Griffin Colapinto feeling the love from the Victorian crowd

© Ed Sloane/World Surf League

We all know the science of what makes a wave. Bells Beach is legendary because the ocean floor provides a perfect contour to harness the big Southern Ocean swells that roll through, turning into long rides with a wavering lip that’s begging to be hit with turn after turn. When the conditions are just right, the wave at Bells can start all the way out at Rincon and break right through Outside Bells into The Bowl. While the wave may look perfect from the headland, it is a technical wave that requires power and practice to make sure those turns really link up.

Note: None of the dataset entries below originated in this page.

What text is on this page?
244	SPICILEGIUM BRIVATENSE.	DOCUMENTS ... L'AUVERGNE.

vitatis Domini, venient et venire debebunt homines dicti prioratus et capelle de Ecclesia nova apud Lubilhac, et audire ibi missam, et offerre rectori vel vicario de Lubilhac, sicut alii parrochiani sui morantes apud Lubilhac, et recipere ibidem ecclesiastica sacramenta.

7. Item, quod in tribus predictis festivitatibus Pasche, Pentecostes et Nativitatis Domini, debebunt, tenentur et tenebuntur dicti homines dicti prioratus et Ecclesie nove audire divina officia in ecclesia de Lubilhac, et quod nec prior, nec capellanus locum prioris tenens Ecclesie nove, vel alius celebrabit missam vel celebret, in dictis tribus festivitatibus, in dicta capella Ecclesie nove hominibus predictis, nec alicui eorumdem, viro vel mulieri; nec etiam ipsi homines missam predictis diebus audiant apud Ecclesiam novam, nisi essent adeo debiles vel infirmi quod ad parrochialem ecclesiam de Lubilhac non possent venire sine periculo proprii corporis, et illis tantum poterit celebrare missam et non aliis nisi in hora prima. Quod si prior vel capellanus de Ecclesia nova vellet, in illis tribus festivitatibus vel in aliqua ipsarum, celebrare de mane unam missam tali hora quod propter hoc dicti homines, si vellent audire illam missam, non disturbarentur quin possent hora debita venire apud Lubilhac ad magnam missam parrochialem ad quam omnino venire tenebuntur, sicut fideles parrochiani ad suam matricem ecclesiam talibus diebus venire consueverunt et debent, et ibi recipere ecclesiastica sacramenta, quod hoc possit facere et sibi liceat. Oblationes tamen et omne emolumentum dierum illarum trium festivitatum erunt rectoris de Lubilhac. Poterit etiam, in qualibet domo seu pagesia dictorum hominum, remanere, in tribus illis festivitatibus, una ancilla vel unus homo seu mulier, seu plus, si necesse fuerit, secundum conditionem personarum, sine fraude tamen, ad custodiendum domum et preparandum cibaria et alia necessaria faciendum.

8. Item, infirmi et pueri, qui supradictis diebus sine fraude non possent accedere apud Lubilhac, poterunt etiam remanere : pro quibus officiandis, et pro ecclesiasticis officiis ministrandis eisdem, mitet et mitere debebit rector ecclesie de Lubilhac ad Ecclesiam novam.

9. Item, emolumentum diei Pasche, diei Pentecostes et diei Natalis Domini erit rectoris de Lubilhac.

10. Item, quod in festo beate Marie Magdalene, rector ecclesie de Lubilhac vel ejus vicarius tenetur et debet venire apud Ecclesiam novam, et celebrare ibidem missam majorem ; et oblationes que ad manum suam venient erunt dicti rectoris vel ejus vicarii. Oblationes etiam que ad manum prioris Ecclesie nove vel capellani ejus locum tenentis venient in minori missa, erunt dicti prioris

Bells' waves are walls that rarely barrel like other key stops on the tour. This means that for the surfers to score big points, they need to showcase all of their rail-surfing talent; wave selection alone won’t be enough to get them through. There’s no easy 10 tubes rolling through to save anyone lagging in their heat.
But don’t think that wave selection isn’t still key. Bells is as notorious for the lulls between sets as it is for waves. You don’t want to paddle for the first one only to be caught on the inside by the rest, it’s not a fun way to spend your day.